The second thing is that there is a thing called Fine Diving, and it is a New York entity dedicated to promoting electronic-experimental music, and whose Fine Diving 004 party, a many-laptopped affair, was enjoying the park that same luxuriously warm late September saturday as I was.
A lost echo of summer like this is somehow even more beautiful than summer proper, because it's an unexpected, undeserved surprise, and those out moving under its spell seem even more enlivened than they would during August's punishing sweat-swamp.
While people-watching and enjoying Fine Diving, I reflected on something that has long been a kind of, let's say, metaphysical anxiety. A looming dread about the disappearance of every thing that happens, realizing in an anxious way that it's impossible to preserve anything, and thus impossible to really know it, to do it justice, to experience or love it fully. That the world never ceases to slip by, eternally unredeemed.

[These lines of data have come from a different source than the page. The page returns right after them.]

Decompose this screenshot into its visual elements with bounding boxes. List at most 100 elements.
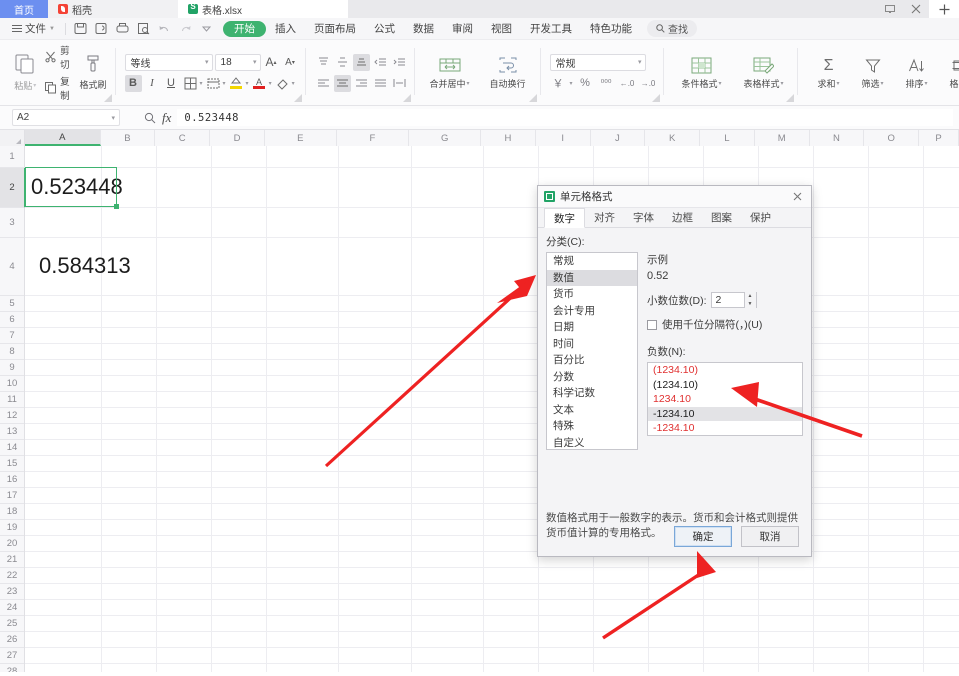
column-header-H[interactable]: H: [481, 130, 536, 146]
category-item-accounting[interactable]: 会计专用: [547, 303, 637, 320]
number-dialog-launcher[interactable]: [651, 94, 660, 102]
merge-cells-button[interactable]: 合并居中 ▾: [424, 56, 476, 90]
row-header-10[interactable]: 10: [0, 376, 24, 392]
font-size-select[interactable]: 18 ▾: [214, 53, 261, 71]
negative-option-3[interactable]: -1234.10: [648, 406, 802, 421]
ribbon-tab-features[interactable]: 特色功能: [581, 21, 641, 37]
row-header-9[interactable]: 9: [0, 360, 24, 376]
clear-format-icon[interactable]: [274, 75, 291, 92]
select-all-corner[interactable]: [0, 130, 25, 146]
currency-icon[interactable]: ￥: [550, 75, 567, 92]
redo-icon[interactable]: [175, 18, 196, 40]
cancel-button[interactable]: 取消: [741, 525, 799, 547]
column-header-G[interactable]: G: [409, 130, 481, 146]
ok-button[interactable]: 确定: [674, 525, 732, 547]
chevron-down-icon[interactable]: ▾: [200, 80, 203, 87]
column-header-B[interactable]: B: [100, 130, 156, 146]
align-right-icon[interactable]: [353, 75, 370, 92]
category-item-scientific[interactable]: 科学记数: [547, 385, 637, 402]
category-list[interactable]: 常规 数值 货币 会计专用 日期 时间 百分比 分数 科学记数 文本 特殊 自定…: [546, 252, 638, 450]
grid-cells[interactable]: 0.523448 0.584313: [25, 146, 959, 672]
column-header-I[interactable]: I: [535, 130, 591, 146]
row-header-1[interactable]: 1: [0, 146, 24, 168]
category-item-special[interactable]: 特殊: [547, 418, 637, 435]
dialog-tab-pattern[interactable]: 图案: [702, 208, 741, 228]
tab-document[interactable]: 表格.xlsx: [178, 0, 348, 18]
cut-button[interactable]: 剪切: [44, 43, 77, 71]
row-header-21[interactable]: 21: [0, 552, 24, 568]
customize-toolbar-icon[interactable]: [196, 18, 217, 40]
table-style-button[interactable]: 表格样式 ▾: [737, 56, 791, 90]
save-as-cloud-icon[interactable]: [91, 18, 112, 40]
filter-button[interactable]: 筛选 ▾: [853, 56, 893, 90]
fx-label[interactable]: fx: [162, 110, 171, 126]
ribbon-tab-start[interactable]: 开始: [222, 20, 266, 37]
row-header-15[interactable]: 15: [0, 456, 24, 472]
dialog-tab-protection[interactable]: 保护: [741, 208, 780, 228]
column-header-D[interactable]: D: [210, 130, 265, 146]
borders-icon[interactable]: [182, 75, 199, 92]
fill-color-icon[interactable]: [228, 75, 245, 92]
plus-icon[interactable]: [929, 0, 959, 18]
tab-home[interactable]: 首页: [0, 0, 48, 18]
stepper-down-icon[interactable]: ▼: [745, 300, 756, 308]
column-header-J[interactable]: J: [590, 130, 646, 146]
thousands-separator-row[interactable]: 使用千位分隔符(，)(U): [647, 317, 803, 332]
row-header-5[interactable]: 5: [0, 296, 24, 312]
styles-dialog-launcher[interactable]: [785, 94, 794, 102]
alignment-dialog-launcher[interactable]: [402, 94, 411, 102]
justify-icon[interactable]: [372, 75, 389, 92]
ribbon-tab-view[interactable]: 视图: [482, 21, 521, 37]
file-menu-button[interactable]: 文件 ▼: [6, 21, 61, 36]
row-header-4[interactable]: 4: [0, 238, 24, 296]
thousands-separator-icon[interactable]: ⁰⁰⁰: [598, 75, 615, 92]
row-header-3[interactable]: 3: [0, 208, 24, 238]
ribbon-tab-formula[interactable]: 公式: [365, 21, 404, 37]
category-item-number[interactable]: 数值: [547, 269, 637, 286]
paste-button[interactable]: 粘贴 ▾: [6, 53, 44, 92]
chevron-down-icon[interactable]: ▾: [223, 80, 226, 87]
ribbon-tab-devtools[interactable]: 开发工具: [521, 21, 581, 37]
search-icon[interactable]: [144, 112, 156, 124]
align-middle-icon[interactable]: [334, 54, 351, 71]
cell-style-icon[interactable]: [205, 75, 222, 92]
column-header-E[interactable]: E: [264, 130, 337, 146]
font-family-select[interactable]: 等线 ▾: [124, 53, 213, 71]
stepper-up-icon[interactable]: ▲: [745, 292, 756, 300]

Thus engaging in art, in whatever form, is somehow the last ditch effort of a desperate race, which has little other recourse in hedging the inexorable flow of time.
One way of temporarily plugging up this flow is dance music. Because it offers a fleeting sense of fullness, of plentitude, of complete presence, and in its hypnotic rhythms, it makes you feel like the flux of time has momentarily ceased. So if you find yourself made ill by time, let me recommend these tracks:
"Love Has Come Around" is a disco classic. Disco is not something I take lightly, because alot of it is garbage. But the bits of it worth keeping are so white-hot pleasurable that they can bypass all critical faculties, and you really have no choice whether you like it or not. Especially important in NYC, where people ask themselves "am I allowed to like this?" before they even encounter something directly. This track by Donald Byrd is a supremely powerful, joyful roller-skate masterwerk.
Todd Terje's edit of "I Want Your Love" by Chic is top-shelf sultry narcosis, glamorous, suffused with erotic longing, tinged with trippy dub-edit touches. Just listen to the energies of each track: the celebratory burst of Love Has Come Around versus the edgier propulsion of I Want Your Love: it's an exemplary study of time and desire. Enjoy, dance, be therapized, avert your eyes from the inexorable flow of time and your helplessness to intervene.